12 Months Of Murmur: January
R.E.M. released Murmur, their fizzy, aching full-length debut, in 1983. It became Rolling Stone’s top album of the year and helped propel the band in a steady climb to become one of the biggest in the world. Murmur has 12 songs—at least two are serious contenders for best in their catalog—and as you’ll recall, years have 12 months. This project, 12 Months of Murmur, is my attempt to match the songs on the album (via mood or sound or narrative, etc.) with how I lived the months of 2017. Each entry is posted on the last day of the given month. First up: January.
“Catapult”
This is a challenging exercise. That it’s self-imposed doesn’t make it any less so. I mean, I love Murmur and have for years. That much is obvious. But loving an album requires very little of the listener once you decide you love it because you don’t need to love it every day, let alone think about it, let alone listen to it anymore. About a dozen times, I’ve realized I loved an album midway through, say, my 40th listen of it. And then I’ve mentally added it to a listen of favorites and haven’t pick it back up for months. I don’t have to. I’ve already decided I love it.
This is a very structured and strategic way of caring about music, and it’s also probably why certain dudes have such a hard time with the idea of marriage. They’ve become accustomed to a courtship period with records—listening on repeat until something happens, or doesn’t—and then eventually claiming it as one of their own. This is not how relationships with other humans work, but for dudes who’ve listened to way more albums than had relationships, this is a model they reflexively rely on to gauge their romantic situations, likely unbeknownst to them. You can’t own people, especially not the people you love. They can grow and change, and you have to react to that. Your favorite albums won’t change, which is why they’re so easy to love. But after a while, don’t you start wondering about how Kid A would’ve ended up if Jonny Greenwood decided to rip a buzzsaw solo on the nineteenth take of “Motion Picture Soundtrack”? It might be perfect, too, just in a different way.
Anyway, I haven’t listened to Murmur in full in months, since around the time I dreamed up this song/month idea.
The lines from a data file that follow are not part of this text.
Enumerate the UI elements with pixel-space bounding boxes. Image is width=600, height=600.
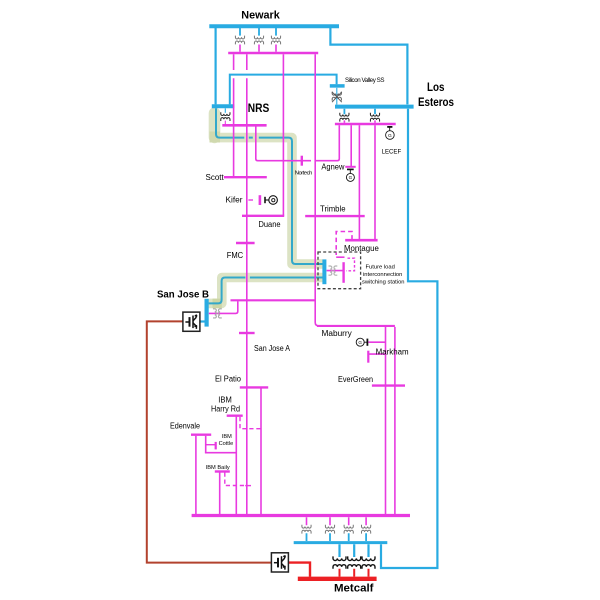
wire Newark 115 long feeder to south bus <box>246 54 248 514</box>
green highlight path NRS to future switching station <box>214 113 323 264</box>
svg-text:IBM Baily: IBM Baily <box>206 465 230 471</box>
svg-text:Montague: Montague <box>344 244 379 253</box>
Markham bus tick <box>367 351 369 363</box>
Los Esteros 230kV bus <box>335 105 414 109</box>
tie tick at feeder <box>245 485 251 487</box>
wire Los Esteros south loop to Metcalf <box>381 109 437 568</box>
svg-text:Los: Los <box>427 82 445 94</box>
future load interconnection switching station dashed box <box>318 252 361 289</box>
transformer Metcalf 500/230 T1 <box>333 556 346 568</box>
wire transformer stubs above Metcalf 230 bus <box>307 533 367 541</box>
svg-text:G: G <box>358 340 362 345</box>
svg-text:EverGreen: EverGreen <box>338 375 373 384</box>
svg-text:Harry Rd: Harry Rd <box>211 404 240 413</box>
svg-text:Silicon Valley SS: Silicon Valley SS <box>345 77 385 84</box>
Kifer condenser stub <box>265 199 269 201</box>
HVDC line San Jose B to Metcalf <box>147 321 272 562</box>
solid jog below dashed lead <box>336 256 344 258</box>
future station capacitor bar <box>342 262 344 283</box>
generator LECEF unit tick <box>387 126 392 128</box>
green overlap corner at San Jose B <box>213 299 222 309</box>
Kifer stub <box>248 199 253 201</box>
wire San Jose B to Maburry <box>231 299 316 301</box>
svg-text:El Patio: El Patio <box>215 375 242 384</box>
wire NRS to future station (new line) <box>216 108 244 137</box>
svg-text:Duane: Duane <box>259 220 282 229</box>
wire transformer stubs to Newark 115 bus <box>240 45 276 52</box>
wire future station to San Jose B (new line) <box>250 277 323 279</box>
Trimble bus <box>305 215 365 217</box>
svg-text:Newark: Newark <box>241 9 280 21</box>
green overlap corner at NRS <box>210 132 221 143</box>
svg-text:Scott: Scott <box>206 173 225 182</box>
wire Edenvale loop bottom <box>205 452 236 454</box>
Los Esteros 115kV bus <box>335 123 396 126</box>
svg-text:Maburry: Maburry <box>322 329 352 338</box>
wire NRS to Silicon Valley SS <box>230 75 337 105</box>
wire Maburry to south bus <box>385 327 387 515</box>
svg-text:San Jose A: San Jose A <box>254 344 291 353</box>
wire continuing to future station <box>259 138 323 264</box>
svg-text:NRS: NRS <box>248 103 270 115</box>
transformer NRS <box>224 108 226 113</box>
transformer San Jose B 230/115 <box>213 309 222 318</box>
El Patio bus <box>240 386 268 388</box>
generator Agnew circle <box>346 173 354 181</box>
Silicon Valley SS bus <box>330 84 345 88</box>
wire Metcalf 230 bus to 500kV transformers <box>340 544 369 557</box>
wire El Patio to south bus <box>260 388 262 514</box>
generator Agnew tick <box>345 166 355 168</box>
wire Newark bus to transformers <box>240 28 276 36</box>
Scott bus <box>224 176 267 178</box>
svg-text:IBM: IBM <box>218 396 232 405</box>
svg-text:interconnection: interconnection <box>363 272 402 278</box>
San Jose A bus tick <box>239 332 255 334</box>
IBM Cottle bus tick <box>215 442 217 450</box>
transformer Newark T3 <box>271 36 280 45</box>
Metcalf 500kV bus <box>298 577 377 581</box>
future switching station 230kV bus <box>322 259 326 284</box>
Duane bus <box>242 215 284 217</box>
red stubs 500kV transformers <box>340 569 369 577</box>
IBM Bailly bus <box>215 470 230 472</box>
wire Los Esteros bus to transformers <box>344 109 375 114</box>
wire LE transformers to 115 bus <box>344 120 375 122</box>
Newark 230kV bus <box>209 24 339 28</box>
svg-text:G: G <box>349 175 353 180</box>
wire Agnew generator <box>350 125 352 166</box>
dashed Montague to future station <box>336 232 352 256</box>
wire Markham lead <box>368 353 385 355</box>
wire Newark bus right end to Los Esteros <box>330 28 407 104</box>
FMC bus <box>236 242 255 244</box>
wire LE 115 to Montague <box>358 125 360 239</box>
red line converter to Metcalf 500 bus <box>288 563 310 577</box>
green highlight path future switching station to San Jose B <box>208 278 322 304</box>
wire Maburry generator lead <box>368 341 385 343</box>
transformer Metcalf 500/230 T2 <box>348 556 361 568</box>
svg-text:IBM: IBM <box>222 434 232 440</box>
wire NRS to Nortech <box>256 127 311 161</box>
svg-text:LECEF: LECEF <box>382 148 402 155</box>
svg-text:Kifer: Kifer <box>226 196 243 205</box>
wire IBM Bailly to south bus <box>219 473 221 515</box>
wire SVSS transformer to Los Esteros bus <box>336 88 338 105</box>
Kifer condenser circles <box>269 196 278 205</box>
Edenvale bus <box>191 434 211 436</box>
Metcalf 230kV bus <box>294 541 388 544</box>
wire Newark 115 to Scott <box>233 54 235 177</box>
wire Newark 115 to Maburry <box>315 54 319 326</box>
svg-text:Future load: Future load <box>366 264 395 270</box>
transformer Metcalf 230/115 T4 <box>362 525 371 534</box>
Nortech bus tick <box>301 156 303 166</box>
wire Maburry to south bus 2 <box>394 327 396 515</box>
transformer Metcalf 500/230 T3 <box>362 556 375 568</box>
wire Edenvale to IBM Cottle <box>205 436 207 453</box>
wire LE 115 to Montague 2 <box>374 125 376 239</box>
EverGreen bus <box>372 384 405 386</box>
generator Maburry bar <box>366 339 368 346</box>
wire San Jose B transformer lead <box>209 301 238 313</box>
transformer Metcalf 230/115 T1 <box>302 525 311 534</box>
future station magenta lead <box>327 270 344 272</box>
wire Edenvale to south bus <box>195 436 197 515</box>
wire segment <box>209 278 246 304</box>
converter station Metcalf <box>271 553 288 572</box>
transformer Los Esteros T1 <box>340 113 349 122</box>
generator Maburry circle <box>356 338 364 346</box>
svg-text:San Jose B: San Jose B <box>157 288 209 300</box>
wire Newark 115 to Duane <box>282 54 284 216</box>
wire Newark bus to NRS bus <box>215 28 217 104</box>
wire Agnew feeder <box>315 125 340 161</box>
San Jose B 230kV bus <box>205 299 209 327</box>
transformer Newark T2 <box>254 36 263 45</box>
wire IBM Harry Rd to Edenvale loop <box>235 417 237 515</box>
svg-text:switching station: switching station <box>362 279 405 285</box>
svg-text:Markham: Markham <box>376 347 409 356</box>
Montague bus <box>345 239 377 242</box>
transformer future station <box>329 266 338 275</box>
generator LECEF circle <box>386 131 395 140</box>
dashed future tie IBM Bailly <box>225 473 244 486</box>
svg-text:Metcalf: Metcalf <box>334 583 374 595</box>
transformer Newark T1 <box>235 36 244 45</box>
svg-text:G: G <box>388 133 392 139</box>
Newark 115kV bus <box>228 52 318 55</box>
dashed loop to capacitor <box>346 258 355 271</box>
NRS 115kV bus <box>222 124 266 127</box>
south 115kV bus <box>192 514 410 517</box>
transformer Los Esteros T2 <box>370 113 379 122</box>
Maburry bus <box>317 325 395 327</box>
dashed future tie IBM Harry Rd <box>240 417 261 429</box>
svg-text:Trimble: Trimble <box>320 205 346 214</box>
Kifer condenser bar <box>264 197 266 203</box>
NRS 230kV bus <box>212 104 235 108</box>
svg-text:Edenvale: Edenvale <box>170 421 200 430</box>
transformer Metcalf 230/115 T3 <box>344 525 353 534</box>
svg-text:FMC: FMC <box>227 251 244 260</box>
transformer Metcalf 230/115 T2 <box>325 525 334 534</box>
wire converter to San Jose B bus <box>200 320 205 322</box>
wire dash segment <box>249 137 253 139</box>
IBM Harry Rd bus <box>227 415 243 417</box>
svg-text:Cottle: Cottle <box>219 441 234 447</box>
svg-text:Agnew: Agnew <box>321 163 344 172</box>
svg-text:Esteros: Esteros <box>418 97 454 109</box>
wire south bus to Metcalf transformers <box>307 517 367 525</box>
converter station San Jose B <box>183 312 200 331</box>
IBM Cottle tap <box>206 444 216 446</box>
transformer Silicon Valley SS (phase shifter) <box>332 92 341 101</box>
svg-text:Nortech: Nortech <box>295 171 313 177</box>
Kifer capacitor bar <box>259 195 262 205</box>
But I’m choosing “Catapult” here for some loose reasons instead of any one of the album’s 11 other tracks even though some of those have more obvious links to how my actual January 2017 was lived. My roommate spent a week in Paris; I could’ve easily associated “Radio Free Europe” with that (But I didn’t.) Our president banned all Muslim refugees from entering the country, creating parallels to the abstract strife sung about in “Talk About the Passion.” (But that seems forced.) In reality, I spent half my January keeping a pledge of teetotalism to myself and the other half unnecessarily drunk or hungover watching old Girls episodes on my couch. There is no R.E.M. song about that particular experience (that I’m aware of).
So I chose “Catapult” because of how it directly relates to that intoxication. I came back to my apartment late one night a few weeks ago, around 1:30 a.m. I can’t even remember from where, though I was mildly drunk and I wanted to play guitar. “Catapult,” made up of four simple guitar parts, is easy to play as long as you remember the structure of the song. That particular night, I did, and it felt good! It was a mild win after the big L of realizing I’d broken my dry January vow to myself for the second consecutive year in what I’ve now come to see was a fit of existential near-collapse. A few picked notes and some sloppy strums helped keep me grounded in that moment, and for about three minutes, I thought of nothing but the instrument in my lap and the way the song opens, with Michael Stipe cooing “Ooh, we were little boys / Ooh, we were little girls.” The blur of childhood was comforting, even if the rest of the song keeps its emotional motives close to the chest. The title object, repeated in its chorus over a jangle, seems invoked to represent the way life can launch you screaming from adolescence into adulthood.
This happens in multiple ways. You could endure a trauma at a young age that wrenches the mass of the Real World onto you unjustly and prematurely. You might spend years trying to execute a professional plan, only to realize you’ve lost all your friends in the process. One day you could wake up to find yourself like Tom Hanks in Big, nearly 30 years old with what feels like a teenager’s brain and a lot of questions. “Did we miss anything?” Stipe, then just 23, asks during the bridge, presumably after picking himself up from the catapult shot that flung him into adulthood. I’ve been wondering the same thing.
Thank you to Matthew Perpetua for the inspiration.